With Nest Payroll: Nest generates a compliant earnings statement (pay stub) for every pay period — automatically. Each stub shows gross, FICA, federal income tax (if elected), ME state income tax (after $1k/qtr threshold), ME PFML 0.5% employee deduction, net pay, hours worked. You can email each stub to your employee from the app, or download a PDF.

Time off & leave

Maine Earned Paid Leave — applies to 11+ employee employers

Maine's Earned Paid Leave (EPL) law (26 M.R.S. § 637) requires employers with 11 or more employees in any month to provide up to 40 hours of paid leave per year (1 hour per 40 hours worked). Households with one or two employees are well below this threshold, so paid sick/leave is not legally required.

If you choose to offer paid sick or general leave anyway (independently of state law), common household-employer practice is 5–10 days/year, usable for the employee's own illness or to care for an immediate family member. Note that ME PFML covers longer-term family and medical leave separately (see "How Nest Payroll handles this" above).

Vacation & PTO

Maine does not require employers to provide paid vacation. If you offer it, document the policy in writing — under Maine law, vacation pay is enforceable to the extent your written policy states it will be paid out at separation. A clear policy with a written cap (or "no payout at separation" provision) protects you.

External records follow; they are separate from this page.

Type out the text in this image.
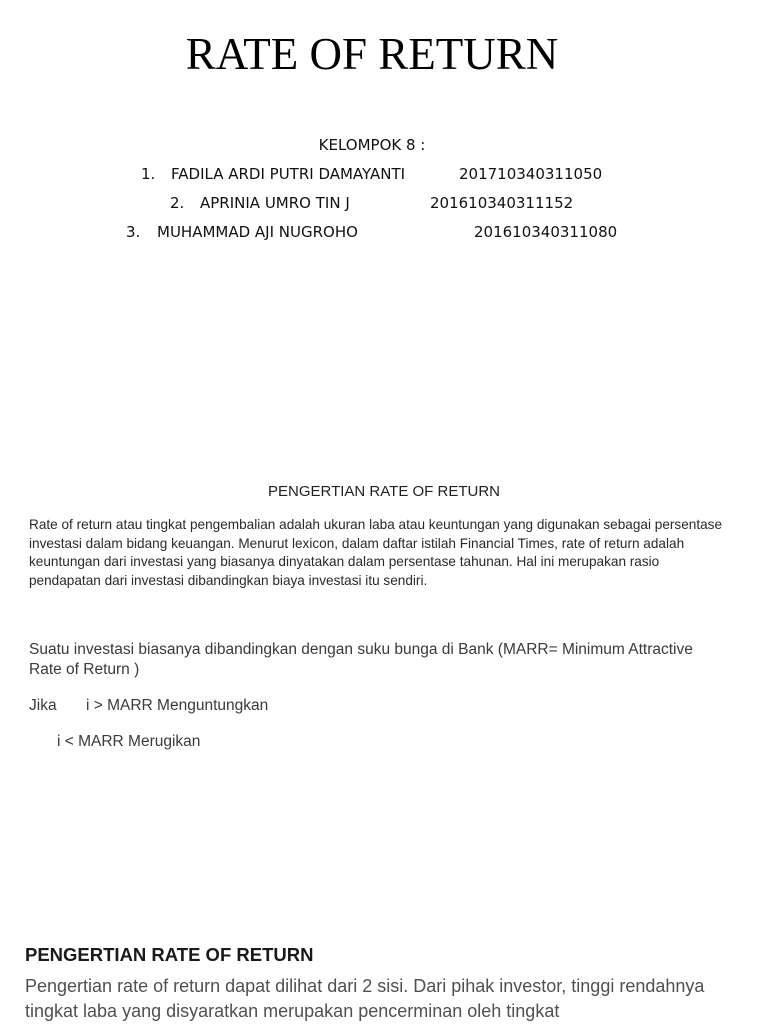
RATE OF RETURN
KELOMPOK 8 :
1. FADILA ARDI PUTRI DAMAYANTI	201710340311050
2. APRINIA UMRO TIN J	201610340311152
3. MUHAMMAD AJI NUGROHO	201610340311080
PENGERTIAN RATE OF RETURN
Rate of return atau tingkat pengembalian adalah ukuran laba atau keuntungan yang digunakan sebagai persentase investasi dalam bidang keuangan. Menurut lexicon, dalam daftar istilah Financial Times, rate of return adalah keuntungan dari investasi yang biasanya dinyatakan dalam persentase tahunan. Hal ini merupakan rasio pendapatan dari investasi dibandingkan biaya investasi itu sendiri.
Suatu investasi biasanya dibandingkan dengan suku bunga di Bank (MARR= Minimum Attractive Rate of Return )
Jika i > MARR Menguntungkan
i < MARR Merugikan
PENGERTIAN RATE OF RETURN
Pengertian rate of return dapat dilihat dari 2 sisi. Dari pihak investor, tinggi rendahnya tingkat laba yang disyaratkan merupakan pencerminan oleh tingkat
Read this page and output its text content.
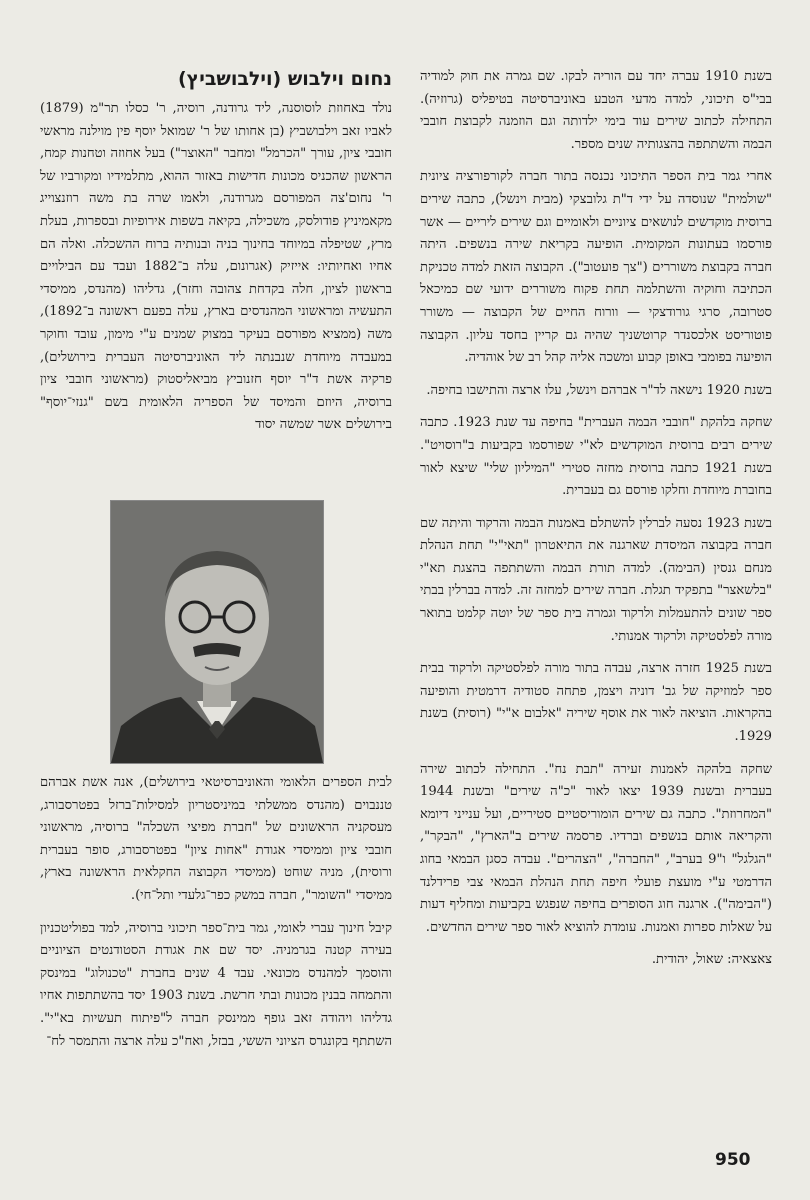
בשנת 1910 עברה יחד עם הוריה לבקו. שם גמרה את חוק למודיה בבי"ס תיכוני, למדה מדעי הטבע באוניברסיטה בטיפליס (גרוזיה). התחילה לכתוב שירים עוד בימי ילדותה וגם הוזמנה לקבוצת חובבי הבמה והשתתפה בהצגותיה שנים מספר.

אחרי גמר בית הספר התיכוני נכנסה בתור חברה לקורפורציה ציונית "שולמית" שנוסדה על ידי ד"ת גלובצקי (מבית וינשל), כתבה שירים ברוסית מוקדשים לנושאים ציוניים ולאומיים וגם שירים ליריים — אשר פורסמו בעתונות המקומית. הופיעה בקריאת שירה בנשפים. היתה חברה בקבוצת משוררים ("צך פועטוב"). הקבוצה הזאת למדה טכניקת הכתיבה וחוקיה והשתלמה תחת פקוח משוררים ידועי שם כמיכאל סטרובה, סרגי גורודצקי — וורוח החיים של הקבוצה — משורר פוטוריסט אלכסנדר קרוטשניך שהיה גם קריין בחסד עליון. הקבוצה הופיעה בפומבי באופן קבוע ומשכה אליה קהל רב של אוהדיה.

בשנת 1920 נישאה לד"ר אברהם וינשל, עלו ארצה והתישבו בחיפה.

שחקה בלהקת "חובבי הבמה העברית" בחיפה עד שנת 1923. כתבה שירים רבים ברוסית המוקדשים לא"י שפורסמו בקביעות ב"רוסויט". בשנת 1921 כתבה ברוסית מחזה סטירי "המיליון שלי" שיצא לאור בחוברת מיוחדת וחלקו פורסם גם בעברית.

בשנת 1923 נסעה לברלין להשתלם באמנות הבמה והרקוד והיתה שם חברה בקבוצה המיסדת שארגנה את התיאטרון "תאי"י" תחת הנהלת מנחם גנסין (הבימה). למדה תורת הבמה והשתתפה בהצגת תא"י "בלשאצר" בתפקיד תגלת. חברה שירים למחזה זה. למדה בברלין בבתי ספר שונים להתעמלות ולרקוד וגמרה בית ספר של יוטה קלמט בתואר מורה לפלסטיקה ולרקוד אמנותי.

בשנת 1925 חזרה ארצה, עבדה בתור מורה לפלסטיקה ולרקוד בבית ספר למוזיקה של גב' דוניה ויצמן, פתחה סטודיה דרמטית והופיעה בהקראות. הוציאה לאור את אוסף שיריה "אלבום א"י" (רוסית) בשנת 1929.

שחקה בלהקה לאמנות זעירה "תבת נח". התחילה לכתוב שירה בעברית ובשנת 1939 יצאו לאור "כ"ה שירים" ובשנת 1944 "המחרוזת". כתבה גם שירים הומוריסטיים סטיריים, ועל ענייני דיומא והקריאה אותם בנשפים וברדיו. פרסמה שירים ב"הארץ", "הבקר", "הגלגל" ו"9 בערב", "החברה", "הצהרים". עבדה כסגן הבמאי בחוג הדרמטי ע"י מועצת פועלי חיפה תחת הנהלת הבמאי צבי פרידלנד ("הבימה"). ארגנה חוג הסופרים בחיפה שנפגש בקביעות ומחליף דעות על שאלות ספרות ואמנות. עומדת להוציא לאור ספר שירים החדשים.

צאצאיה: שאול, יהודית.

נחום וילבוש (וילבושביץ)

נולד באחוזת לוסוסנה, ליד גרודנה, רוסיה, ר' כסלו תר"מ (1879) לאביו זאב וילבושביץ (בן אחותו של ר' שמואל יוסף פין מוילנה מראשי חובבי ציון, עורך "הכרמל" ומחבר "האוצר") בעל אחוזה וטחנות קמח, הראשון שהכניס מכונות חדישות באזור ההוא, מתלמידיו ומקורביו של ר' נחום'צה המפורסם מגרודנה, ולאמו שרה בת משה רוזנצוייג מקאמיניץ פודולסק, משכילה, בקיאה בשפות אירופיות ובספרות, בעלת מרץ, שטיפלה במיוחד בחינוך בניה ובנותיה ברוח ההשכלה. ואלה הם אחיו ואחיותיו: אייזיק (אגרונום, עלה ב־1882 ועבד עם הבילויים בראשון לציון, חלה בקדחת צהובה וחזר), גדליהו (מהנדס, ממיסדי התעשיה ומראשוני המהנדסים בארץ, עלה בפעם ראשונה ב־1892), משה (ממציא מפורסם בעיקר במצוק שמנים ע"י מימון, עובד וחוקר במעבדה מיוחדת שנבנתה ליד האוניברסיטה העברית בירושלים), פרקיה אשת ד"ר יוסף חזנוביץ מביאליסטוק (מראשוני חובבי ציון ברוסיה, היוזם והמיסד של הספריה הלאומית בשם "גנזי־יוסף" בירושלים אשר שמשה יסוד

לבית הספרים הלאומי והאוניברסיטאי בירושלים), אנה אשת אברהם טננבוים (מהנדס ממשלתי במיניסטריון למסילות־ברזל בפטרסבורג, מעסקניה הראשונים של "חברת מפיצי השכלה" ברוסיה, מראשוני חובבי ציון וממיסדי אגודת "אחות ציון" בפטרסבורג, סופר בעברית ורוסית), מניה שוחט (ממיסדי הקבוצה החקלאית הראשונה בארץ, ממיסדי "השומר", חברה במשק כפר־גלעדי ותל־חי).

קיבל חינוך עברי לאומי, גמר בית־ספר תיכוני ברוסיה, למד בפוליטכניון בעירה קטנה בגרמניה. יסד שם את אגודת הסטודנטים הציוניים והוסמך למהנדס מכונאי. עבד 4 שנים בחברת "טכנולוג" במינסק והתמחה בבנין מכונות ובתי חרשת. בשנת 1903 יסד בהשתתפות אחיו גדליהו ויהודה זאב גופף ממינסק חברה ל"פיתוח תעשיות בא"י". השתתף בקונגרס הציוני הששי, בבזל, ואח"כ עלה ארצה והתמסר לח־

950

Frontloading at the start of each year is the simplest approach. If you offer paid vacation, set the annual amount upfront and let your employee draw against it as time is used — no per-pay-period accrual tracking, no carryover headaches at year-end. See our frontload PTO & payout guide for the calculation method when payout does apply (earned-but-unused, pro-rated through the last day worked, at the final rate of pay).

Upon departure

When the working relationship ends — whether the employee resigns or you terminate — Maine's final pay rule (26 M.R.S. § 626) requires final wages to be paid in full at the next regular payday following separation, or within 2 weeks of demand by the employee, whichever is sooner.

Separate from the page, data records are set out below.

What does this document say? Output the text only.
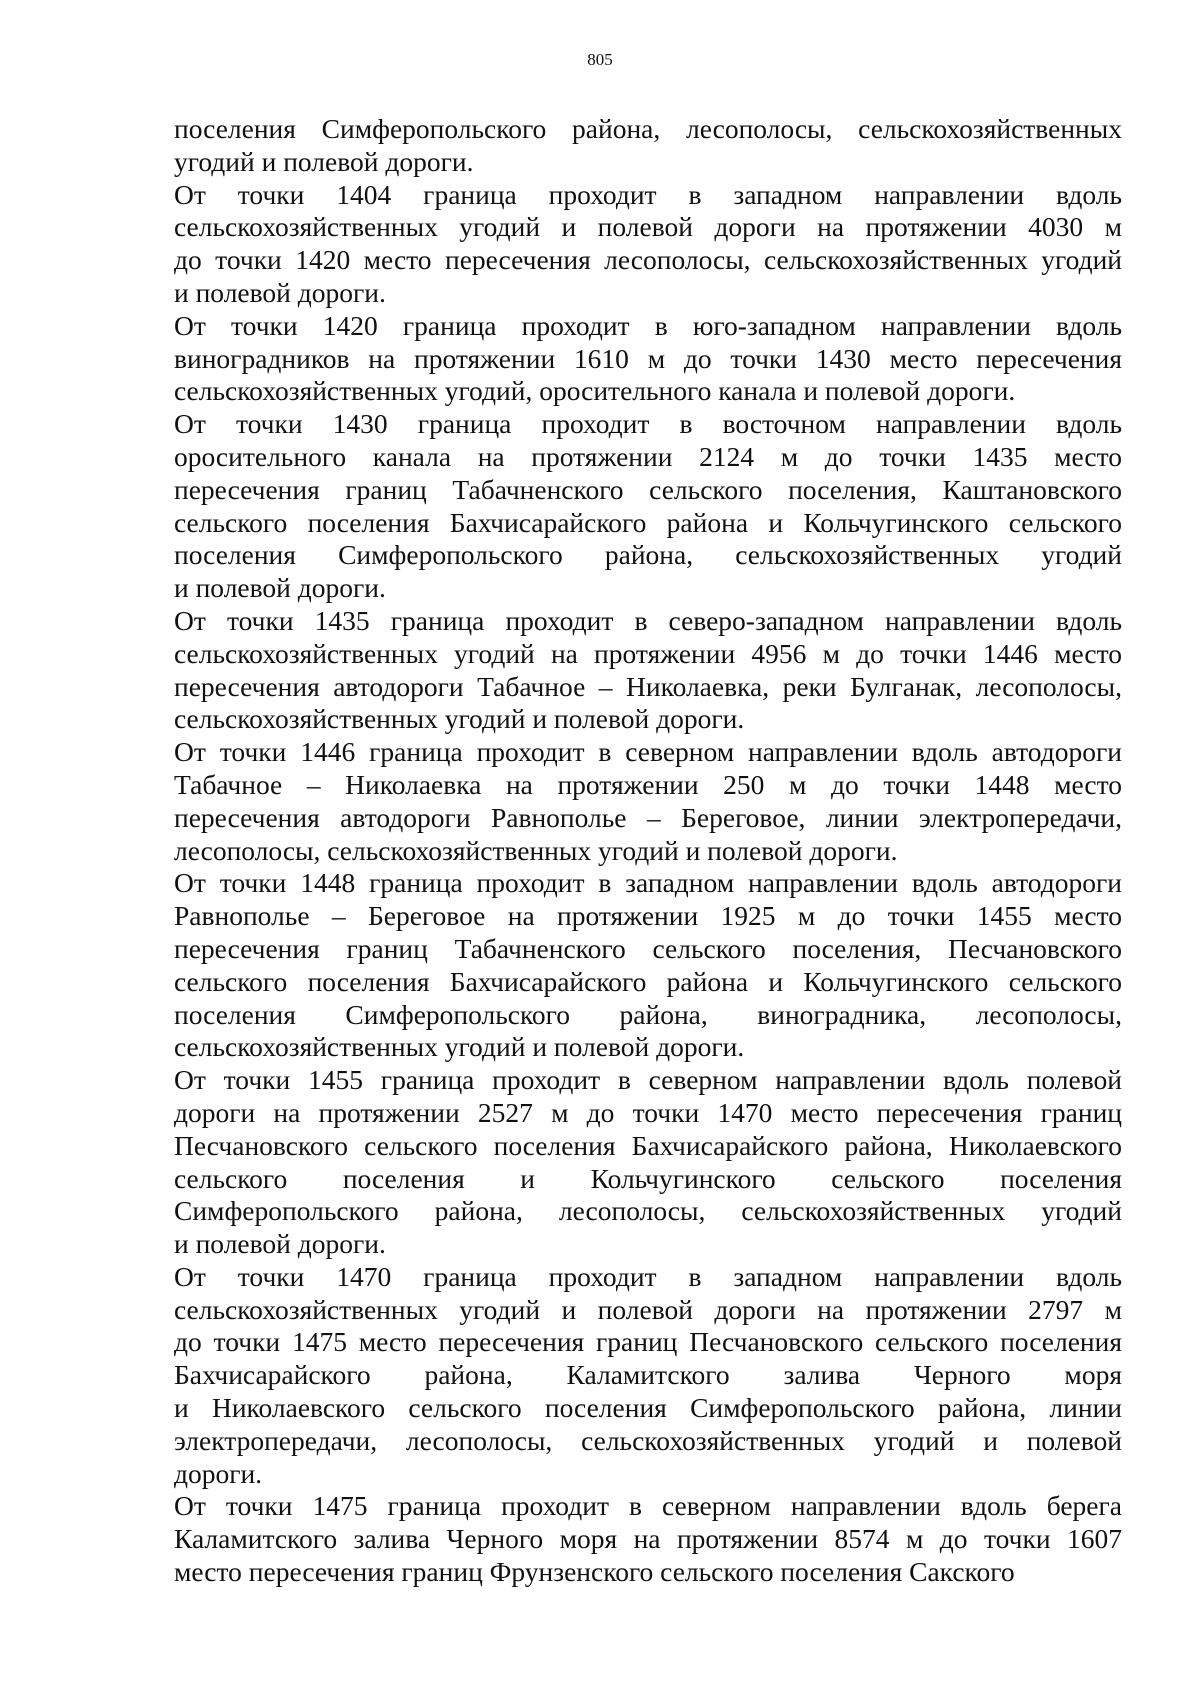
805
поселения Симферопольского района, лесополосы, сельскохозяйственных
угодий и полевой дороги.
От точки 1404 граница проходит в западном направлении вдоль
сельскохозяйственных угодий и полевой дороги на протяжении 4030 м
до точки 1420 место пересечения лесополосы, сельскохозяйственных угодий
и полевой дороги.
От точки 1420 граница проходит в юго-западном направлении вдоль
виноградников на протяжении 1610 м до точки 1430 место пересечения
сельскохозяйственных угодий, оросительного канала и полевой дороги.
От точки 1430 граница проходит в восточном направлении вдоль
оросительного канала на протяжении 2124 м до точки 1435 место
пересечения границ Табачненского сельского поселения, Каштановского
сельского поселения Бахчисарайского района и Кольчугинского сельского
поселения Симферопольского района, сельскохозяйственных угодий
и полевой дороги.
От точки 1435 граница проходит в северо-западном направлении вдоль
сельскохозяйственных угодий на протяжении 4956 м до точки 1446 место
пересечения автодороги Табачное – Николаевка, реки Булганак, лесополосы,
сельскохозяйственных угодий и полевой дороги.
От точки 1446 граница проходит в северном направлении вдоль автодороги
Табачное – Николаевка на протяжении 250 м до точки 1448 место
пересечения автодороги Равнополье – Береговое, линии электропередачи,
лесополосы, сельскохозяйственных угодий и полевой дороги.
От точки 1448 граница проходит в западном направлении вдоль автодороги
Равнополье – Береговое на протяжении 1925 м до точки 1455 место
пересечения границ Табачненского сельского поселения, Песчановского
сельского поселения Бахчисарайского района и Кольчугинского сельского
поселения Симферопольского района, виноградника, лесополосы,
сельскохозяйственных угодий и полевой дороги.
От точки 1455 граница проходит в северном направлении вдоль полевой
дороги на протяжении 2527 м до точки 1470 место пересечения границ
Песчановского сельского поселения Бахчисарайского района, Николаевского
сельского поселения и Кольчугинского сельского поселения
Симферопольского района, лесополосы, сельскохозяйственных угодий
и полевой дороги.
От точки 1470 граница проходит в западном направлении вдоль
сельскохозяйственных угодий и полевой дороги на протяжении 2797 м
до точки 1475 место пересечения границ Песчановского сельского поселения
Бахчисарайского района, Каламитского залива Черного моря
и Николаевского сельского поселения Симферопольского района, линии
электропередачи, лесополосы, сельскохозяйственных угодий и полевой
дороги.
От точки 1475 граница проходит в северном направлении вдоль берега
Каламитского залива Черного моря на протяжении 8574 м до точки 1607
место пересечения границ Фрунзенского сельского поселения Сакского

At separation, give your employee a final paystub and a copy of any timekeeping records you've maintained. If you've offered vacation as part of your written policy, pay out the earned-but-unused portion (pro-rated through the last day worked, at the final rate of pay) per your policy.

Year-end forms

Your responsibilities

  • Hand the W-2 to your household employee by January 31 — Nest produces this; you deliver it
  • Attach Schedule H to your Form 1040 by April 15 — Nest produces a signature-ready version

What Nest handles for you

  • Quarterly federal tax payments to the IRS via EFTPS
  • W-3 + Copy A of W-2 filed with the Social Security Administration
  • Quarterly Maine UC-1 filings with Maine DOL once registration applies
  • Quarterly Maine Paid Leave wage reports
  • 941ME / W-3ME filings with Maine Revenue Services once state withholding applies
With Nest Payroll: Your tax forms are generated automatically and appear in your Tax Summary by the end of January.
Bonuses and vacation payouts: Bonuses and vacation payouts are included on your employee's W-2 and taxed through regular payroll withholding calculations.

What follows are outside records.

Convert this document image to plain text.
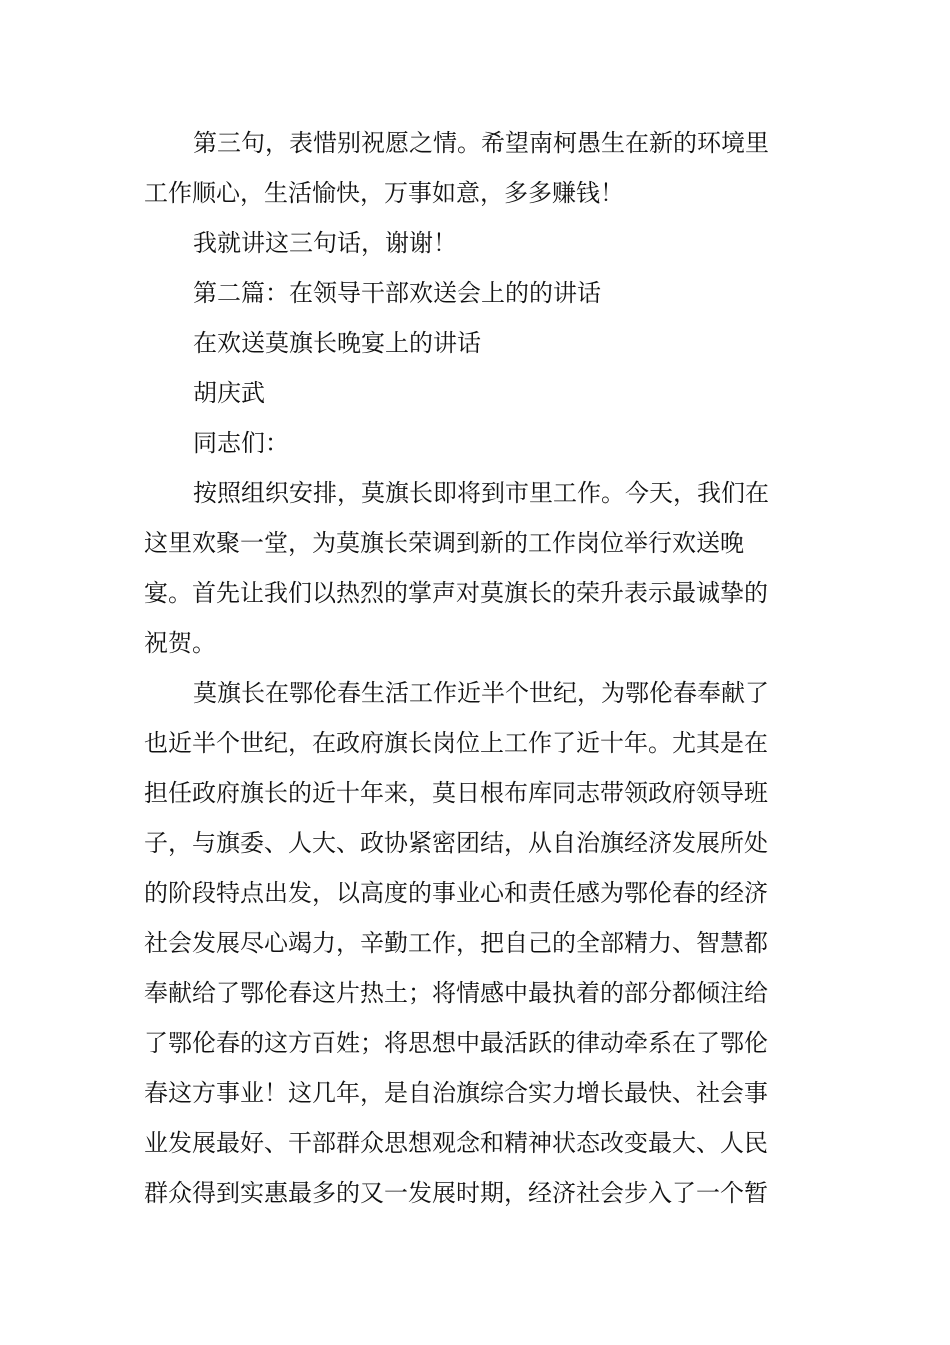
第三句，表惜别祝愿之情。希望南柯愚生在新的环境里
工作顺心，生活愉快，万事如意，多多赚钱！
我就讲这三句话，谢谢！
第二篇：在领导干部欢送会上的的讲话
在欢送莫旗长晚宴上的讲话
胡庆武
同志们：
按照组织安排，莫旗长即将到市里工作。今天，我们在
这里欢聚一堂，为莫旗长荣调到新的工作岗位举行欢送晚
宴。首先让我们以热烈的掌声对莫旗长的荣升表示最诚挚的
祝贺。
莫旗长在鄂伦春生活工作近半个世纪，为鄂伦春奉献了
也近半个世纪，在政府旗长岗位上工作了近十年。尤其是在
担任政府旗长的近十年来，莫日根布库同志带领政府领导班
子，与旗委、人大、政协紧密团结，从自治旗经济发展所处
的阶段特点出发，以高度的事业心和责任感为鄂伦春的经济
社会发展尽心竭力，辛勤工作，把自己的全部精力、智慧都
奉献给了鄂伦春这片热土；将情感中最执着的部分都倾注给
了鄂伦春的这方百姓；将思想中最活跃的律动牵系在了鄂伦
春这方事业！这几年，是自治旗综合实力增长最快、社会事
业发展最好、干部群众思想观念和精神状态改变最大、人民
群众得到实惠最多的又一发展时期，经济社会步入了一个暂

Tax breaks for household employers

Two federal tax breaks may help offset your nanny payroll costs:

1. Dependent Care FSA (DCFSA). Through your employer's benefits, you can set aside up to $7,500/year (2026 OBBBA increase from $5,000) in pre-tax dollars to pay for childcare for kids under 13. This typically saves 25–35% on the contributed amount, depending on your federal + state tax bracket.
2. Child & Dependent Care Tax Credit. On your federal Form 1040, claim 20–35% of qualifying childcare expenses (up to $3,000 for one child / $6,000 for two or more). The percentage scales based on your AGI.

For nannies caring for school-aged kids, families often use the DCFSA first (better tax savings for most), then claim the credit on any expenses above the FSA limit. Note: you cannot claim the same expenses under both — but you can split them.

Resources & free tools

The information on this page is general in nature and not tax, legal, or financial advice. Maine rules change. Verify current rates and rules at Maine Revenue Services, ME Department of Labor, and ME Paid Family & Medical Leave, or consult a tax advisor.